Quelques heures avant le réveillon de Noël, l'Assemblée générale de l'ONU s'est offert un beau cadeau: elle a adopté à New York la Convention contre la cybercriminalité. Ce texte vise à renforcer la surveillance des infractions numériques des pays signataires et à partager des données avec d'autres Etats, si nécessaire.
Si la Chine et la Russie font partie des forces motrices de la convention, la Suisse, de son côté, l'a également soutenue. La Confédération pourrait donc être amenée à collaborer avec des Etats autoritaires, moins respectueux des libertés individuelles, notamment en matière de gestion des données numériques, et ça ne plaît pas à tout le monde.
Des avis divergents
«La convention définit des méthodes de surveillance qui n'existent pas encore en Suisse», déclare Pascal Fouquet, vice-président du Parti Pirate de Berne. L'expert craint par exemple que la Suisse se réfère à la convention pour introduire de nouvelles mesures et augmenter les peines. Selon le vice-président, la Convention de Budapest ou l'accord du Conseil de l'Europe sur la cybercriminalité, a déjà servi de modèle à de nombreux pays pour leur propre législation sur la cybersécurité.
Outre le Parti Pirate, de nombreuses organisations internationales de défense des droits de l'homme, comme Human Rights Watch, l'Electronic Frontier Foundation ou Amnesty International, portent un regard critique sur la convention de l'ONU. Le groupe technologique Microsoft met également en garde contre d'éventuelles violations des droits fondamentaux.
Une collaboration à relativiser
La délégation suisse à l'ONU considère tout de même la convention comme un succès. Un échange de données sera possible seulement si les mêmes infractions sont commises dans les deux pays. En plus, la coopération avec d'autres Etats pourrait être refusée si elle menace des droits fondamentaux, notamment la protection des droits de l’homme. C’est pourquoi la Suisse a finalement soutenu le consensus pour l’adoption de la convention, comme l’a précisé le Département fédéral des affaires étrangères (DFAE).

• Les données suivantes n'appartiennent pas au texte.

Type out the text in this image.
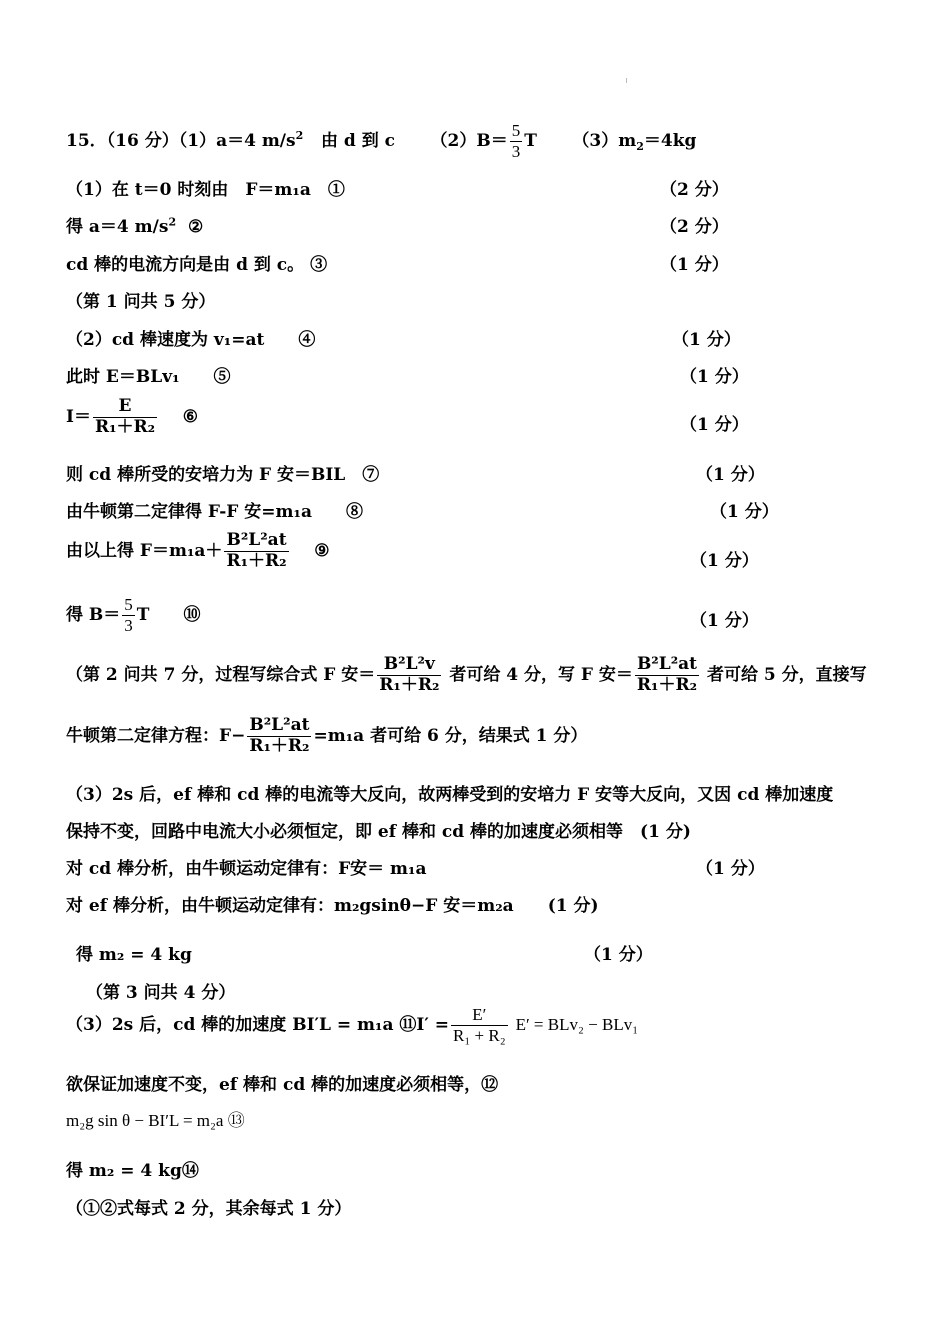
15．（16 分）（1）a＝4 $m/s^2$ 由 d 到 c $(2)B= \frac{5}{3}$ T $(3)m_2=4kg$
（1）在 t＝0 时刻由　F＝m₁a　①	（2 分）
得 a＝4 $m/s^2$ ②	（2 分）
cd 棒的电流方向是由 d 到 c。 ③	（1 分）
（第 1 问共 5 分）
（2）cd 棒速度为 v₁=at　　④	（1 分）
此时 E＝BLv₁　　⑤	（1 分）
$I= \frac{E}{\text{R₁＋R₂}}$ ⑥	（1 分）
则 cd 棒所受的安培力为 F 安＝BIL　⑦	（1 分）
由牛顿第二定律得 F-F 安=m₁a　　⑧	（1 分）
由以上得 $F=m_1a+ \frac{\text{B²L²at}}{\text{R₁＋R₂}}$ ⑨
（1 分）
得 $B= \frac{5}{3}$ T　　⑩	（1 分）
（第 2 问共 7 分，过程写综合式 F 安＝ $\frac{\text{B²L²v}}{\text{R₁＋R₂}}$ 者可给 4 分，写 F 安＝ $\frac{\text{B²L²at}}{\text{R₁＋R₂}}$ 者可给 5 分，直接写
牛顿第二定律方程：$F- \frac{\text{B²L²at}}{\text{R₁＋R₂}} =m_1a$ 者可给 6 分，结果式 1 分）
（3）2s 后，ef 棒和 cd 棒的电流等大反向，故两棒受到的安培力 F 安等大反向，又因 cd 棒加速度
保持不变，回路中电流大小必须恒定，即 ef 棒和 cd 棒的加速度必须相等　(1 分)
对 cd 棒分析，由牛顿运动定律有：F安＝ m₁a	（1 分）
对 ef 棒分析，由牛顿运动定律有：m₂gsinθ−F 安＝m₂a　　(1 分)
得 m₂ = 4 kg	（1 分）
（第 3 问共 4 分）
（3）2s 后，cd 棒的加速度 BI′L = m₁a ⑪I′ = $\frac{E'}{\text{R₁ + R₂}} E' = BLv_2 - BLv_1$
欲保证加速度不变，ef 棒和 cd 棒的加速度必须相等，⑫
m₂g sin θ − BI′L = m₂a ⑬
得 m₂ = 4 kg⑭
（①②式每式 2 分，其余每式 1 分）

Les défenseurs de la convention soulignent que plusieurs des instruments qu’elle prévoit de mettre en place existent déjà, notamment en Suisse. Cela démontre toutefois que la surveillance numérique est déjà bien ancrée. Une enquête du média Republik avait d'ailleurs révélé l’an dernier que le service de renseignement suisse surveillait une grande partie des activités du réseau national.
Le Parlement suisse, quant à lui, attend de voir: cette semaine, la Commission des affaires juridiques du Conseil des Etats (CAJ-E) a suspendu le traitement d'une motion de l'ancienne conseillère nationale GLP Judith Bellaïche, qui souhaite mettre un terme au «chat control» ou «contrôle des conversations». L'UE devrait d'abord se prononcer, écrit la Commission dans un communiqué.
La Confédération évalue l’adoption
«Cette évolution est dangereuse», déclare Pascal Fouquet. Il soutient que la Suisse pourrait désormais, par le biais de la convention de l'ONU et malgré les clauses insérées, servir de caution à certaines opinions exprimées. «Chez nous aussi, l'insulte à un chef d'Etat étranger est déjà punissable», rappelle-t-il.
Cette convention deviendra un droit international contraignant dès que 40 pays l'auront ratifiée. Reste à savoir si et quand le Conseil fédéral répondra à l'appel des Nations unies. Le DFAE indique que les autorités fédérales compétentes analyseront en détail le texte en question et soumettront une proposition pour la suite de la procédure. La balle sera ensuite dans le camp du Parlement.